Mr Forsyth was anxious to use the blue-covered document to assure the press that "we have not run out of ideas". Fresh proposals are, however, in a minority in the White Paper's 46 pages. Only 10 out of the 30 points for action in the schools section, for example, could be considered new. One observer described the document as "something old, something new, something borrowed, something blue".
Among "old" initiatives repackaged are the pre-school vouchers, the Pounds 9 million basic skills programme, the Pounds 25 million cash help for authorities to improve school security over the next three years, the Pounds 3 million in grants to promote "alternatives to exclusion" over three years, increases in the assisted places scheme, the start of Higher Still in 1998, more setting in S1S2, and the policy commitment to the University of the Highlands and Islands.
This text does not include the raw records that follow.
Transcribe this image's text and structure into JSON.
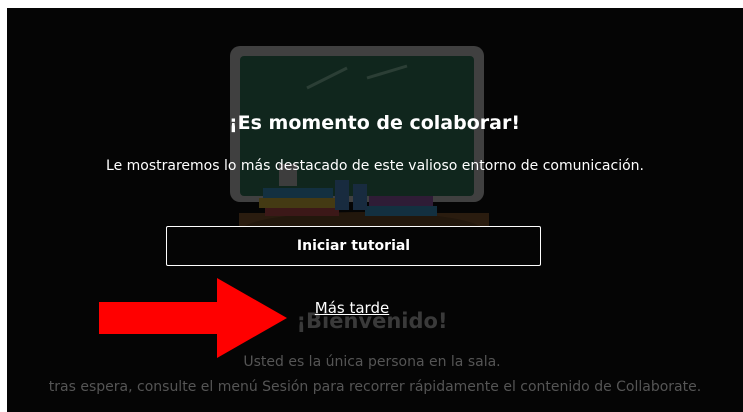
{
  "onboarding": {
    "title": "¡Es momento de colaborar!",
    "description": "Le mostraremos lo más destacado de este valioso entorno de comunicación.",
    "start_tutorial_label": "Iniciar tutorial",
    "later_label": "Más tarde"
  },
  "background": {
    "welcome_title": "¡Bienvenido!",
    "line1": "Usted es la única persona en la sala.",
    "line2": "tras espera, consulte el menú Sesión para recorrer rápidamente el contenido de Collaborate."
  },
  "icons": {
    "illustration": "classroom-chalkboard-illustration",
    "annotation": "red-arrow-icon"
  },
  "colors": {
    "backdrop": "#050505",
    "text": "#ffffff",
    "arrow": "#ff0000"
  }
}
"Something borrowed" might describe extended powers for the General Teaching Council, better management training for senior school staff, tougher appraisal, and value-added examination data - which all feature in Labour's Scottish education policy document Every Child is Special.
And if anything can be politically categorised as "something blue", the obvious candidates are entrenchment of opted-out schools, post-school skills vouchers, assisted places and devolved school management, as well as the abolition of collective pay bargaining.